Message Boards Message Boards

How-To-Guide: External GPU on OSX - how to use CUDA on your Mac

GROUPS:

The neural network and machine learning framework has become one of the key features of the latest releases of the Wolfram Language. Training neural networks can be very time consuming on a standard CPU. Luckily the Wolfram Language offers an incredible easy way to use a GPU to train networks - and do lots of other cool stuff. The problem with this was/is that most current Macs do not have an NVIDIA graphics card, which is necessary to access this framework within the Wolfram Language. Therefore, Wolfram Inc. had decided to drop support for GPUs on Macs. There is however a way to use GPUs on Macs. For example you can use an external GPU like the one offered by Bizon.

enter image description here

Apart from the BizonBox there a couple of cables and a power supply. You can buy/configure different versions of the BizonBox: there is a range of different graphics cards available and you can buy a the BizonBox 2s which basically connects via Thunderbolt and the BizonBox 3 which connects to USB-C.

Luckily, Wolfram have decided to reintroduce support for GPUs in Mathematica 11.1.1 - see the discussion here.

I have a variety of these BizonBoxes (both 2s and 3) and a range of Macs. I thought it would be a good idea to post a how-to. The essence of what I will be describing in this post should work for most Macs. I ran Sierra on all of them. Here is the recipe to get the thing to work:

Installation of the BizonBox, the required drivers, and compilers

  1. I will assume that you have Sierra installed and that Xcode is running. One of the really important steps if you want to use compilers is to downgrade the command line tools to version 7.3 You will have to log into your Apple Developer account and download the Command Line Tools version 7.3. Install the tools and run the terminal command (not in Mathematica!):

    sudo xcode-select  --switch /Library/Developer/CommandLineTools
    
  2. Reboot your Mac into safe mode, i.e. hold CMD+R while rebooting.

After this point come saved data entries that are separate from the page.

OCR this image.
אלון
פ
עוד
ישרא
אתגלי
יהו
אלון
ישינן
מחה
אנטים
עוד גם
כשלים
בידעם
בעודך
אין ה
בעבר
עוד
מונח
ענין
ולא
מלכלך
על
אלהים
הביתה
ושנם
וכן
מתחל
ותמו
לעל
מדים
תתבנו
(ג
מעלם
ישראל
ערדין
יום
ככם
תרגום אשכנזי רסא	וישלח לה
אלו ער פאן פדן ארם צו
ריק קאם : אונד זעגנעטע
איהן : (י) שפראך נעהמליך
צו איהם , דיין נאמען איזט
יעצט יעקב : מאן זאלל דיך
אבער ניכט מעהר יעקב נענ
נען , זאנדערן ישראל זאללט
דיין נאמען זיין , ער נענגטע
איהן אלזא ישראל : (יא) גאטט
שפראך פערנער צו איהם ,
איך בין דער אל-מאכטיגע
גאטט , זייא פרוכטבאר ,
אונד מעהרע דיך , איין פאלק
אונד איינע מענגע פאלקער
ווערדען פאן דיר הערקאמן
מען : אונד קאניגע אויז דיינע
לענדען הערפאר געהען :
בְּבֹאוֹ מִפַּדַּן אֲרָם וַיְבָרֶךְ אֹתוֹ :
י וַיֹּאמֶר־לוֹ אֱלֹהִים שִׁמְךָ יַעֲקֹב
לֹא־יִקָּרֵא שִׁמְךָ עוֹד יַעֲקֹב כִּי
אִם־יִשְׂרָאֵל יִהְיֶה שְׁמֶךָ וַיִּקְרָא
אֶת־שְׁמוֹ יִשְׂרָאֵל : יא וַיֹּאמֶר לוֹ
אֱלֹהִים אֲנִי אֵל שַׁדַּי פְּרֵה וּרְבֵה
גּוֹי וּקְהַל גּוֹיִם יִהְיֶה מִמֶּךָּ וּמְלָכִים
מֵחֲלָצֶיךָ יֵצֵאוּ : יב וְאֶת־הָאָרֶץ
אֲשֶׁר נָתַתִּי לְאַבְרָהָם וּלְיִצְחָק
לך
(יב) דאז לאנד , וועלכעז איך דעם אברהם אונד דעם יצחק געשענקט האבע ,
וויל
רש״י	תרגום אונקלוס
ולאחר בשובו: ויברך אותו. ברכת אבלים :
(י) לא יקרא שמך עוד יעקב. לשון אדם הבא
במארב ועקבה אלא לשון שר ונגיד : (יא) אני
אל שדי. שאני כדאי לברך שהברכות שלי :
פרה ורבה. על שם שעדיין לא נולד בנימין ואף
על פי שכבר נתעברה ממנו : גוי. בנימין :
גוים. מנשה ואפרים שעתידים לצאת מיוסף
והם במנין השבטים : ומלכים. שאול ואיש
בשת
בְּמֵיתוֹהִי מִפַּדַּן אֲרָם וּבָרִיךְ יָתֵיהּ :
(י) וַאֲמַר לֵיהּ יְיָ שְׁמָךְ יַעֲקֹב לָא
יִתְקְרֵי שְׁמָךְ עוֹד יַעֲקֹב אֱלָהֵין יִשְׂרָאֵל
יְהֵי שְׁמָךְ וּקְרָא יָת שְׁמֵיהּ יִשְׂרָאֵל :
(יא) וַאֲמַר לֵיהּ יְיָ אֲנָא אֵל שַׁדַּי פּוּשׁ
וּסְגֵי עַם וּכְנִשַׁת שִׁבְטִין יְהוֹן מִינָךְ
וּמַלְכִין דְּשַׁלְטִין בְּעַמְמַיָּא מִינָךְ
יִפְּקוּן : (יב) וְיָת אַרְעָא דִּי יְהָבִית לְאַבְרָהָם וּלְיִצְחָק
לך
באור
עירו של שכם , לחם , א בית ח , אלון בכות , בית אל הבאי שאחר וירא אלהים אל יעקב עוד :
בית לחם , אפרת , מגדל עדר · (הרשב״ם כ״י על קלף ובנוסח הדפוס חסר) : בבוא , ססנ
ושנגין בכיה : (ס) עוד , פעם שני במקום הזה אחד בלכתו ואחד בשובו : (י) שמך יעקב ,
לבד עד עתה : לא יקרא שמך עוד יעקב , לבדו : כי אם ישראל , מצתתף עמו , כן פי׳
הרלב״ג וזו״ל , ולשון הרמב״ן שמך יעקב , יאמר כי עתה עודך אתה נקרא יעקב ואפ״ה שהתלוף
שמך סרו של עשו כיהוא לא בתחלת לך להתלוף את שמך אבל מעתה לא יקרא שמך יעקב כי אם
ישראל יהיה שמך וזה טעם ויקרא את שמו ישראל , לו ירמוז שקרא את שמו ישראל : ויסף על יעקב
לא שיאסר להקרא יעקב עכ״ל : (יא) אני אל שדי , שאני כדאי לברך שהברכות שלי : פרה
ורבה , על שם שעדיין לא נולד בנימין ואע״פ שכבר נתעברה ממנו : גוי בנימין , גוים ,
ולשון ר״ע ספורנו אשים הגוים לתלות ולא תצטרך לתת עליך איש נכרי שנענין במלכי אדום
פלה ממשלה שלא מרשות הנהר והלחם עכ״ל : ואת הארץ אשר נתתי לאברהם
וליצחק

  3. Open a terminal (under item Utilities at the top of the screen).

  4. Enter

    csrutil disable 
    
  5. Shut the computer down.

  6. Connect your BizonBox to the mains and to either the thunderbolt or USB-C port of your Mac.

  7. Restart your Mac.

  8. Click on the Apple symbol in the top left. Then "About this Mac" and "System Report". In the Thunderbolt section you should see something like this:

enter image description here

  1. Download http://bizon-tech.com/bizonboxmac.zip

  2. Open the folder and click on "bizonbox.prefPane" to install. (If prompted to, do update!)

  3. You should see this window:

enter image description here

  1. Click on Activate. Type in password if required to do so. It should give something like this:

enter image description here

Then restart.

  1. Install the CUDA Toolkit: https://developer.nvidia.com/cuda-downloads. You'll have to click through some questions for the download.

enter image description here

what you download should be something like cuda8.0.61mac.dmg and it should be more or less 1.44 GB worth.

  1. Install the toolkit with all its elements.

enter image description here

  1. Restart your computer.

First tests

Now you should be good to go. Open Mathematica 11.1.1. Execute

Needs["CUDALink`"]
Needs["CCompilerDriver`"]
CUDAResourcesInstall[]

Then try:

CUDAResourcesInformation[]

which should look somewhat like this:

enter image description here

Then you should check

SystemInformation[]

Head to Links and then CUDA.This should look similar to this:

enter image description here

So far so good. Next is the really crucial thing:

CUDAQ[]

should give TRUE. If that's what you see you are good to go. Be more daring and try

CUDAImageConvolve[ExampleData[{"TestImage","Lena"}], N[BoxMatrix[1]/9]] // AbsoluteTiming

enter image description here

You might notice that the non-GPU version of this command runs faster:

ImageConvolve[ExampleData[{"TestImage","Lena"}], N[BoxMatrix[1]/9]] // AbsoluteTiming

runs in something like 0.0824 seconds, but that's ok.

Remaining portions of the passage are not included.